Cet article comporte des spoilers.
Dans un cadre aux tons ocre et bleuté, au fond d'un puits, un homme aux traits saccadés et tristes s'acharne sur la roche, à la recherche de l'or noir. C'est la première séquence de
There will be blood, le nouveau film de Paul Thomas Anderson (Boogie nights, Magnolia, Punch-drunk love) son quatrième pour être précis. C'est le début d'une fresque folle et démente. Le commencement de la fin. Sur une piste de bowling, noyé dans une folie démoniaque, le même homme s'acharne sur un jeune prêtre poli, faussement dévoué à sa cause, et l'achève de quatre coups de quille en lui défonçant le crâne. Une mare de sang s'étale sur le parquet, lustré, envahissant le bois en chêne de rouge écarlate. C'est l'Amérique piétinée par ses propres idéaux. C'est un cadavre au crâne éparpillé qui s’étend, devant nous, visage au sol, et un homme presque mort qui, à côté, s'assoit, et rigole. Voilà le sang promis par le titre. C'est le point final de l'immense chute d'un être aux rêves qui le dépasse.

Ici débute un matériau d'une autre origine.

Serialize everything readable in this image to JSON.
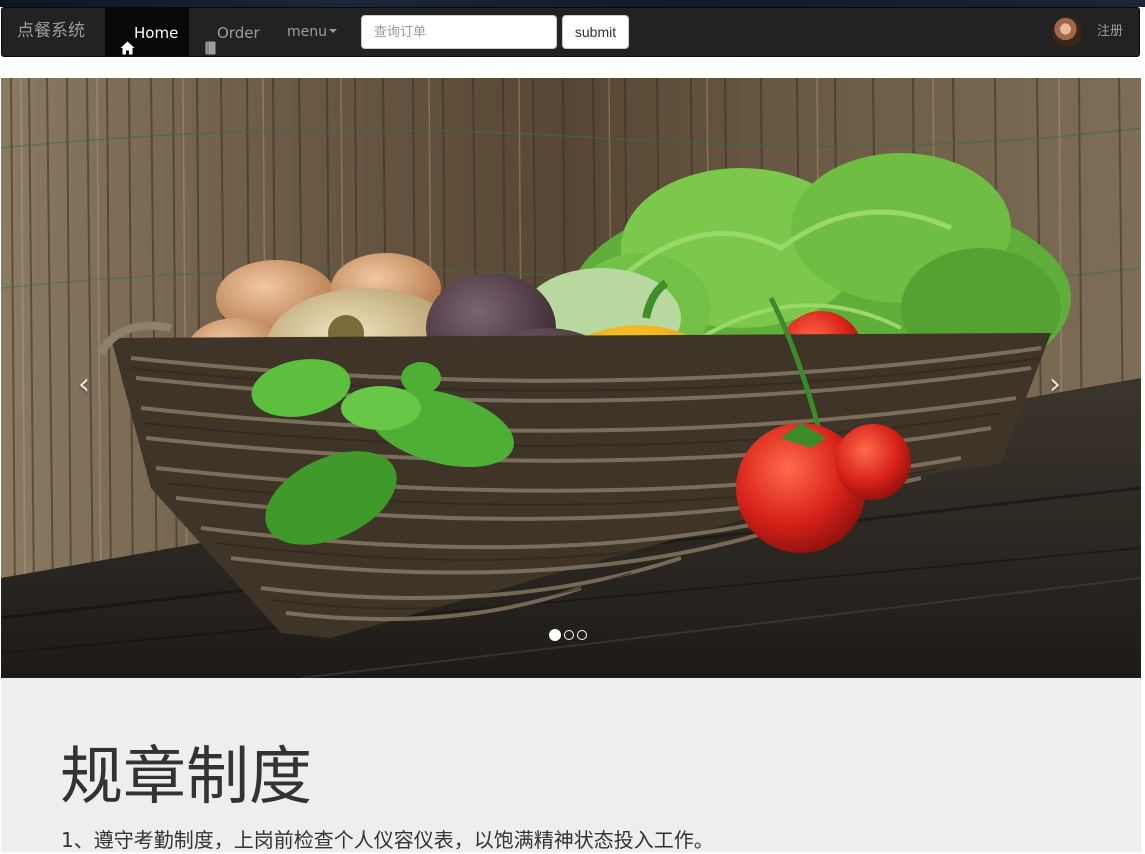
{
  "navbar": {
    "brand": "点餐系统",
    "items": [
      {
        "label": "Home",
        "icon": "home-icon",
        "active": true
      },
      {
        "label": "Order",
        "icon": "book-icon",
        "active": false
      }
    ],
    "menu_label": "menu",
    "search": {
      "placeholder": "查询订单",
      "value": ""
    },
    "submit_label": "submit",
    "register_label": "注册"
  },
  "carousel": {
    "slide_count": 3,
    "active_index": 0,
    "prev_glyph": "‹",
    "next_glyph": "›"
  },
  "jumbotron": {
    "title": "规章制度",
    "text": "1、遵守考勤制度，上岗前检查个人仪容仪表，以饱满精神状态投入工作。"
  },
  "colors": {
    "navbar_bg": "#222222",
    "navbar_active": "#080808",
    "nav_text": "#9d9d9d",
    "jumbotron_bg": "#eeeeee"
  }
}
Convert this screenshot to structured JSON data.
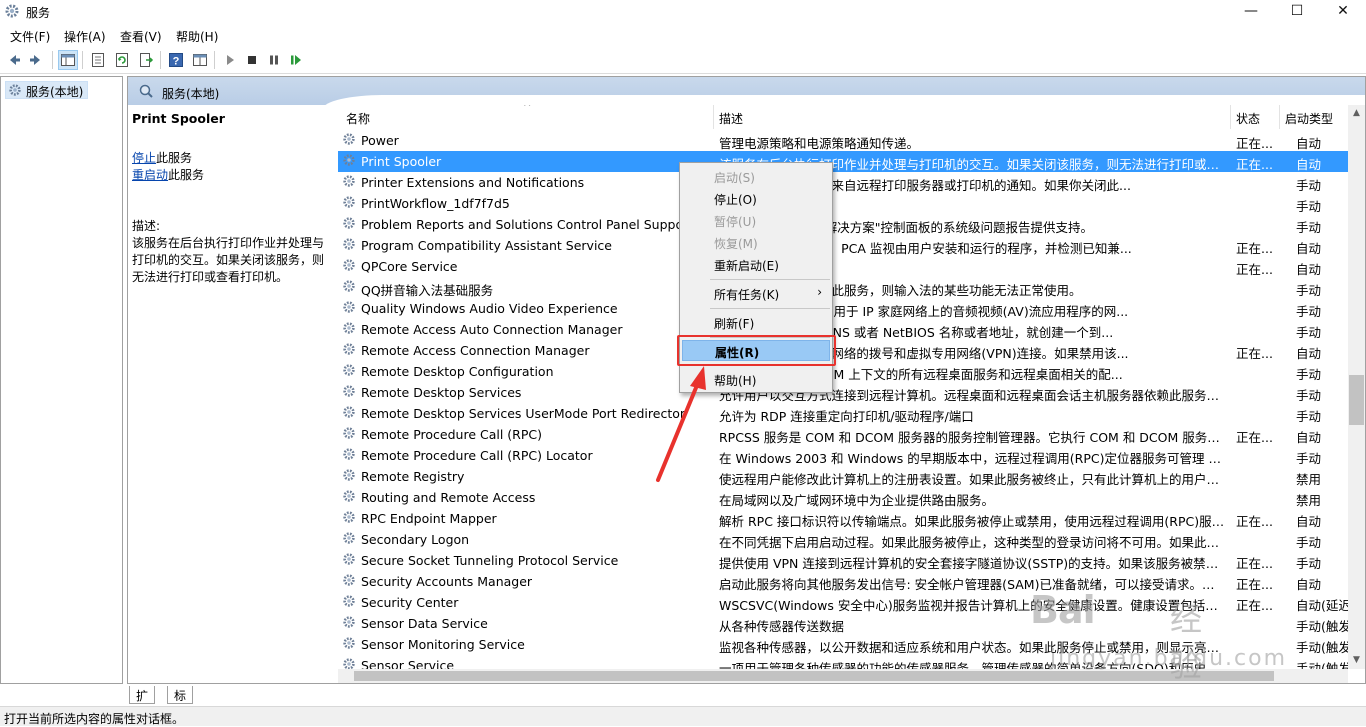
{
  "window": {
    "title": "服务",
    "min": "—",
    "max": "☐",
    "close": "✕"
  },
  "menu": [
    "文件(F)",
    "操作(A)",
    "查看(V)",
    "帮助(H)"
  ],
  "tree": {
    "item": "服务(本地)"
  },
  "pane": {
    "header": "服务(本地)"
  },
  "detail": {
    "title": "Print Spooler",
    "stop_link": "停止",
    "stop_suffix": "此服务",
    "restart_link": "重启动",
    "restart_suffix": "此服务",
    "desc_label": "描述:",
    "desc": "该服务在后台执行打印作业并处理与打印机的交互。如果关闭该服务，则无法进行打印或查看打印机。"
  },
  "columns": {
    "name": "名称",
    "desc": "描述",
    "status": "状态",
    "start": "启动类型"
  },
  "services": [
    {
      "name": "Power",
      "desc": "管理电源策略和电源策略通知传递。",
      "status": "正在...",
      "start": "自动"
    },
    {
      "name": "Print Spooler",
      "desc": "该服务在后台执行打印作业并处理与打印机的交互。如果关闭该服务，则无法进行打印或查看...",
      "status": "正在...",
      "start": "自动"
    },
    {
      "name": "Printer Extensions and Notifications",
      "desc": "打印机对话框并处理来自远程打印服务器或打印机的通知。如果你关闭此...",
      "status": "",
      "start": "手动"
    },
    {
      "name": "PrintWorkflow_1df7f7d5",
      "desc": "",
      "status": "",
      "start": "手动"
    },
    {
      "name": "Problem Reports and Solutions Control Panel Support",
      "desc": "和删除\"问题报告和解决方案\"控制面板的系统级问题报告提供支持。",
      "status": "",
      "start": "手动"
    },
    {
      "name": "Program Compatibility Assistant Service",
      "desc": "助手(PCA)提供支持。PCA 监视由用户安装和运行的程序，并检测已知兼...",
      "status": "正在...",
      "start": "自动"
    },
    {
      "name": "QPCore Service",
      "desc": "",
      "status": "正在...",
      "start": "自动"
    },
    {
      "name": "QQ拼音输入法基础服务",
      "desc": "基础服务，如果禁用此服务，则输入法的某些功能无法正常使用。",
      "status": "",
      "start": "手动"
    },
    {
      "name": "Quality Windows Audio Video Experience",
      "desc": "视频体验(qWave)是用于 IP 家庭网络上的音频视频(AV)流应用程序的网...",
      "status": "",
      "start": "手动"
    },
    {
      "name": "Remote Access Auto Connection Manager",
      "desc": "程序引用一个远程 DNS 或者 NetBIOS 名称或者地址，就创建一个到...",
      "status": "",
      "start": "手动"
    },
    {
      "name": "Remote Access Connection Manager",
      "desc": "nternet 或其他远程网络的拨号和虚拟专用网络(VPN)连接。如果禁用该...",
      "status": "正在...",
      "start": "自动"
    },
    {
      "name": "Remote Desktop Configuration",
      "desc": "CS)负责需要 SYSTEM 上下文的所有远程桌面服务和远程桌面相关的配...",
      "status": "",
      "start": "手动"
    },
    {
      "name": "Remote Desktop Services",
      "desc": "允许用户以交互方式连接到远程计算机。远程桌面和远程桌面会话主机服务器依赖此服务。若...",
      "status": "",
      "start": "手动"
    },
    {
      "name": "Remote Desktop Services UserMode Port Redirector",
      "desc": "允许为 RDP 连接重定向打印机/驱动程序/端口",
      "status": "",
      "start": "手动"
    },
    {
      "name": "Remote Procedure Call (RPC)",
      "desc": "RPCSS 服务是 COM 和 DCOM 服务器的服务控制管理器。它执行 COM 和 DCOM 服务器...",
      "status": "正在...",
      "start": "自动"
    },
    {
      "name": "Remote Procedure Call (RPC) Locator",
      "desc": "在 Windows 2003 和 Windows 的早期版本中，远程过程调用(RPC)定位器服务可管理 RPC ...",
      "status": "",
      "start": "手动"
    },
    {
      "name": "Remote Registry",
      "desc": "使远程用户能修改此计算机上的注册表设置。如果此服务被终止，只有此计算机上的用户才能...",
      "status": "",
      "start": "禁用"
    },
    {
      "name": "Routing and Remote Access",
      "desc": "在局域网以及广域网环境中为企业提供路由服务。",
      "status": "",
      "start": "禁用"
    },
    {
      "name": "RPC Endpoint Mapper",
      "desc": "解析 RPC 接口标识符以传输端点。如果此服务被停止或禁用，使用远程过程调用(RPC)服务的...",
      "status": "正在...",
      "start": "自动"
    },
    {
      "name": "Secondary Logon",
      "desc": "在不同凭据下启用启动过程。如果此服务被停止，这种类型的登录访问将不可用。如果此服务...",
      "status": "",
      "start": "手动"
    },
    {
      "name": "Secure Socket Tunneling Protocol Service",
      "desc": "提供使用 VPN 连接到远程计算机的安全套接字隧道协议(SSTP)的支持。如果该服务被禁用，...",
      "status": "正在...",
      "start": "手动"
    },
    {
      "name": "Security Accounts Manager",
      "desc": "启动此服务将向其他服务发出信号: 安全帐户管理器(SAM)已准备就绪，可以接受请求。禁用...",
      "status": "正在...",
      "start": "自动"
    },
    {
      "name": "Security Center",
      "desc": "WSCSVC(Windows 安全中心)服务监视并报告计算机上的安全健康设置。健康设置包括防火...",
      "status": "正在...",
      "start": "自动(延迟..."
    },
    {
      "name": "Sensor Data Service",
      "desc": "从各种传感器传送数据",
      "status": "",
      "start": "手动(触发..."
    },
    {
      "name": "Sensor Monitoring Service",
      "desc": "监视各种传感器，以公开数据和适应系统和用户状态。如果此服务停止或禁用，则显示亮度将...",
      "status": "",
      "start": "手动(触发..."
    },
    {
      "name": "Sensor Service",
      "desc": "一项用于管理各种传感器的功能的传感器服务。管理传感器的简单设备方向(SDO)和历史记录...",
      "status": "",
      "start": "手动(触发..."
    }
  ],
  "selected_index": 1,
  "context_menu": {
    "start": "启动(S)",
    "stop": "停止(O)",
    "pause": "暂停(U)",
    "resume": "恢复(M)",
    "restart": "重新启动(E)",
    "all_tasks": "所有任务(K)",
    "refresh": "刷新(F)",
    "properties": "属性(R)",
    "help": "帮助(H)"
  },
  "tabs": [
    "扩展",
    "标准"
  ],
  "status_bar": "打开当前所选内容的属性对话框。",
  "watermark": {
    "logo": "Bai",
    "cn": "经验",
    "url": "jingyan.baidu.com"
  },
  "colors": {
    "selection": "#3399ff",
    "annotation_red": "#e8322d",
    "menu_highlight": "#99c9f5"
  },
  "icons": {
    "app": "gear-icon",
    "service": "gear-icon",
    "back": "back-arrow-icon",
    "forward": "forward-arrow-icon",
    "play": "play-icon",
    "stop": "stop-icon",
    "pause": "pause-icon",
    "restart": "restart-icon",
    "help": "help-icon",
    "refresh": "refresh-icon",
    "export": "export-icon"
  }
}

En faisant de son film une épique métaphore de l'égoïsme qui gangrène son pays, les États-Unis, pour ne pas dire le monde entier, P.T. Anderson réalise un excellent long métrage sur le sujet, si complexe et insaisissable, de l'industrie pétrolière. Mais le cinéaste traite de son thème en partant non pas sur une description du milieu, mais plutôt sur les conséquences inexorables qu'un idéaliste va provoquer autour de lui, et sur lui-même à commencer. Le schéma, pour le coup, était donc finalement applicable sur l'univers automobile autant que sur celui de la drogue par exemple, mais Anderson n'oublie tout de même pas de remettre son récit dans un contexte réaliste, et souvent nous montre-t-il les difficultés de travail des ouvriers, le danger auxquels ils s'exposent consciemment sous la tutelle d'un patron qui les exploite. Bref, en 2h30, le réalisateur parvient à tout brasser ; aussi bien la difficulté du métier donc, que la dégradation totale de la relation père/fils, des croyances et des connaissances. Du point de vue interprétation c'est un sans faute pour Daniel Day-Lewis, charismatique, cynique, parfait dans le rôle. Un excellent film, dense, complexe, qui ne fait pas preuve de manichéisme comme la plupart traitant du pétrole. Si il y a un film à voir en ce mois de mars, c'est bien celui-ci.